We’ll be getting a large tax return of more than $12,000 and — aside from adjusting our W4s — we want to know what to do. We already invested $25,000 or so into our 401(k)s and we have a first mortgage with a fixed rate and home equity line of credit that has a balance of $40,000 with a variable interest rate currently at 3.74 percent. The issue is we don’t have much of a nest egg. Should we pay down some of the equity line and use that line of credit as a nest egg or put the money into a regular brokerage account for a nest egg? Or do we pay off our car loan, which has a balance of $5,000 and an interest rate of 5.5 percent, and then add more to our retirement account? I also have a Roth Individual Retirement Account (IRA).

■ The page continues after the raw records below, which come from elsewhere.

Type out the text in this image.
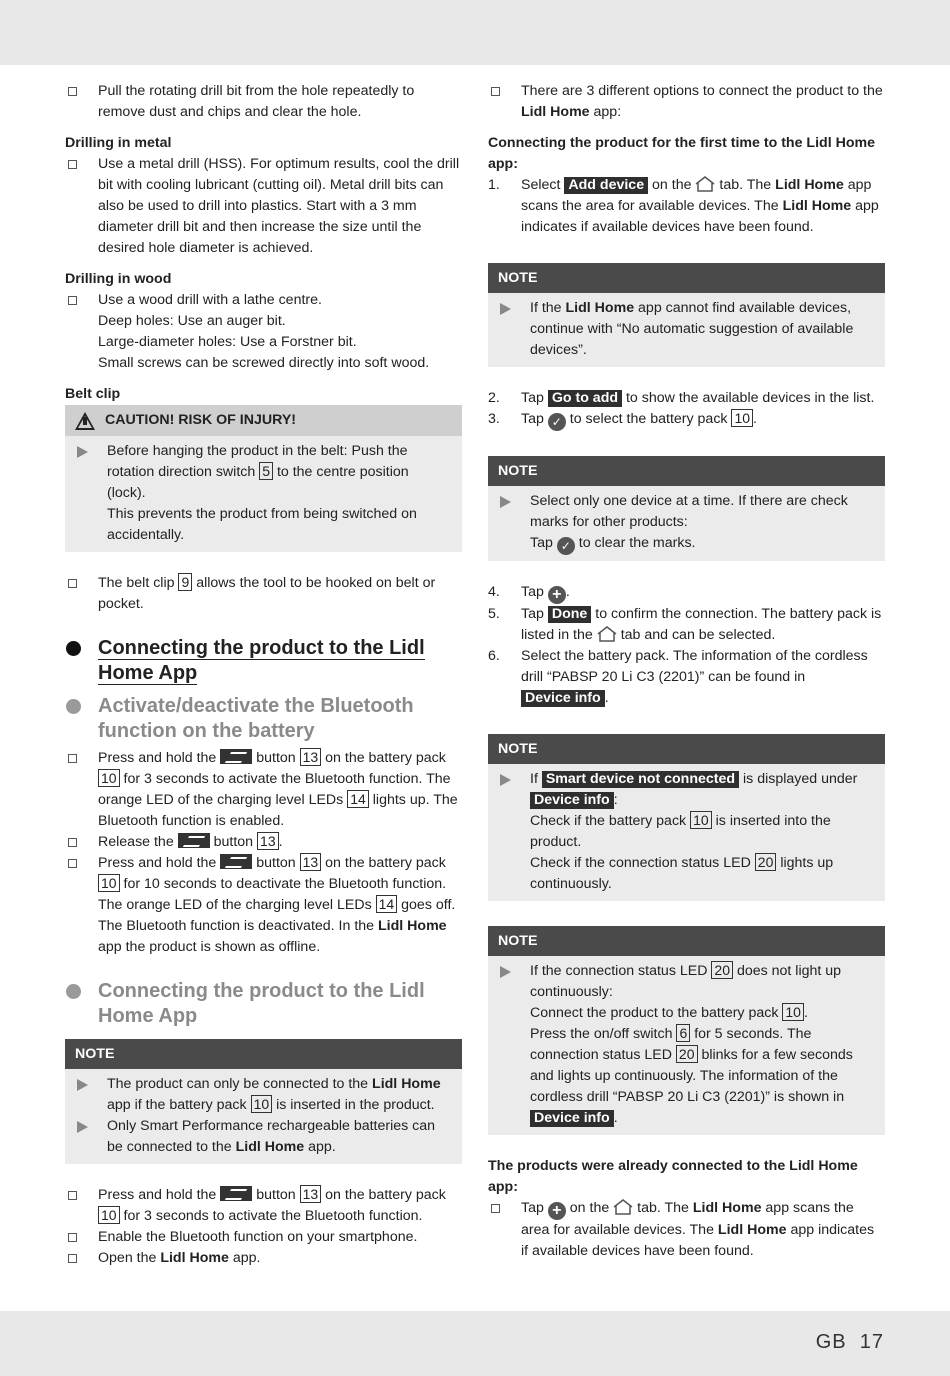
Pull the rotating drill bit from the hole repeatedly to remove dust and chips and clear the hole.
Drilling in metal
Use a metal drill (HSS). For optimum results, cool the drill bit with cooling lubricant (cutting oil). Metal drill bits can also be used to drill into plastics. Start with a 3 mm diameter drill bit and then increase the size until the desired hole diameter is achieved.
Drilling in wood
Use a wood drill with a lathe centre.
Deep holes: Use an auger bit.
Large-diameter holes: Use a Forstner bit.
Small screws can be screwed directly into soft wood.
Belt clip
CAUTION! RISK OF INJURY!
Before hanging the product in the belt: Push the rotation direction switch 5 to the centre position (lock).
This prevents the product from being switched on accidentally.
The belt clip 9 allows the tool to be hooked on belt or pocket.
Connecting the product to the Lidl Home App
Activate/deactivate the Bluetooth function on the battery
Press and hold the	button 13 on the battery pack 10 for 3 seconds to activate the Bluetooth function. The orange LED of the charging level LEDs 14 lights up. The Bluetooth function is enabled.
Release the	button 13 .
Press and hold the	button 13 on the battery pack 10 for 10 seconds to deactivate the Bluetooth function. The orange LED of the charging level LEDs 14 goes off. The Bluetooth function is deactivated. In the Lidl Home app the product is shown as offline.
Connecting the product to the Lidl Home App
NOTE
The product can only be connected to the Lidl Home app if the battery pack 10 is inserted in the product.
Only Smart Performance rechargeable batteries can be connected to the Lidl Home app.
Press and hold the	button 13 on the battery pack 10 for 3 seconds to activate the Bluetooth function.
Enable the Bluetooth function on your smartphone.
Open the Lidl Home app.
There are 3 different options to connect the product to the Lidl Home app:
Connecting the product for the first time to the Lidl Home app:
1. Select Add device on the tab. The Lidl Home app scans the area for available devices. The Lidl Home app indicates if available devices have been found.
NOTE
If the Lidl Home app cannot find available devices, continue with “No automatic suggestion of available devices”.
2. Tap Go to add to show the available devices in the list.
3. Tap ✓ to select the battery pack 10 .
NOTE
Select only one device at a time. If there are check marks for other products:
Tap ✓ to clear the marks.
4. Tap + .
5. Tap Done to confirm the connection. The battery pack is listed in the tab and can be selected.
6. Select the battery pack. The information of the cordless drill “PABSP 20 Li C3 (2201)” can be found in
Device info .
NOTE
If Smart device not connected is displayed under Device info :
Check if the battery pack 10 is inserted into the product.
Check if the connection status LED 20 lights up continuously.
NOTE
If the connection status LED 20 does not light up continuously:
Connect the product to the battery pack 10 .
Press the on/off switch 6 for 5 seconds. The connection status LED 20 blinks for a few seconds and lights up continuously. The information of the cordless drill “PABSP 20 Li C3 (2201)” is shown in
Device info .
The products were already connected to the Lidl Home app:
Tap + on the tab. The Lidl Home app scans the area for available devices. The Lidl Home app indicates if available devices have been found.
GB 17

FPA member Eric C. Roberts, CFP®, of Pathway Planning Group, said the following:
“When you refer to a ‘nest egg,’ it sounds as if you are referring to an ‘emergency fund’ or an account that is very liquid with no risk of loss of principal. I would not rely on an equity line of credit to serve as an emergency fund because it may not be there when you need it most due to the credit line limit being lowered or closed all together. I would use a bank savings account or money market account where I had access to it easily during an emergency. By emergency, I am referring to an event like a job loss. I would set aside monthly expenses from between three to nine months, depending on how risky your income stream is and how comfortable you feel. If that can be covered and there is more left over, I would then pay off the car note next. Or if you would like a route with an immediate change to your monthly bills, pay off the car note, put the rest in an emergency fund and direct the amount you are saving from not having to make the car payment into the emergency fund until you are up to the level you set for yourself.”
Meanwhile, FPA member Eric Dunavant, CFP®, president of Dunavant Wealth Group, said that it’s difficult to provide a complete answer without knowing your age, income, and current amount of savings. That said, below is the guidance he offered:
“Congratulations on putting away $25,000 in your 401(k)s. That is a great step towards your long-term wealth. My personal bias is to encourage individuals to eliminate as much unsecured and variable debt as possible. Based on your refund of $12,000, I believe the following course of action would be most prudent.
- Pay off the car at 5.5 percent.
- If you have not already done so, set aside a portion of the money as a “rainy day” emergency fund. While you still have the variable debt on the equity line, I would put no more than one month of your bottom line expenses into this fund.
- With the remaining funds, pay down as much as possible on the home equity line of credit.
“It is important to build your ‘nest egg’ savings, but I have found that once an individual has eliminated unsecured and variable debt, they typically have a faster rate of accumulation and more intensity towards that goal.”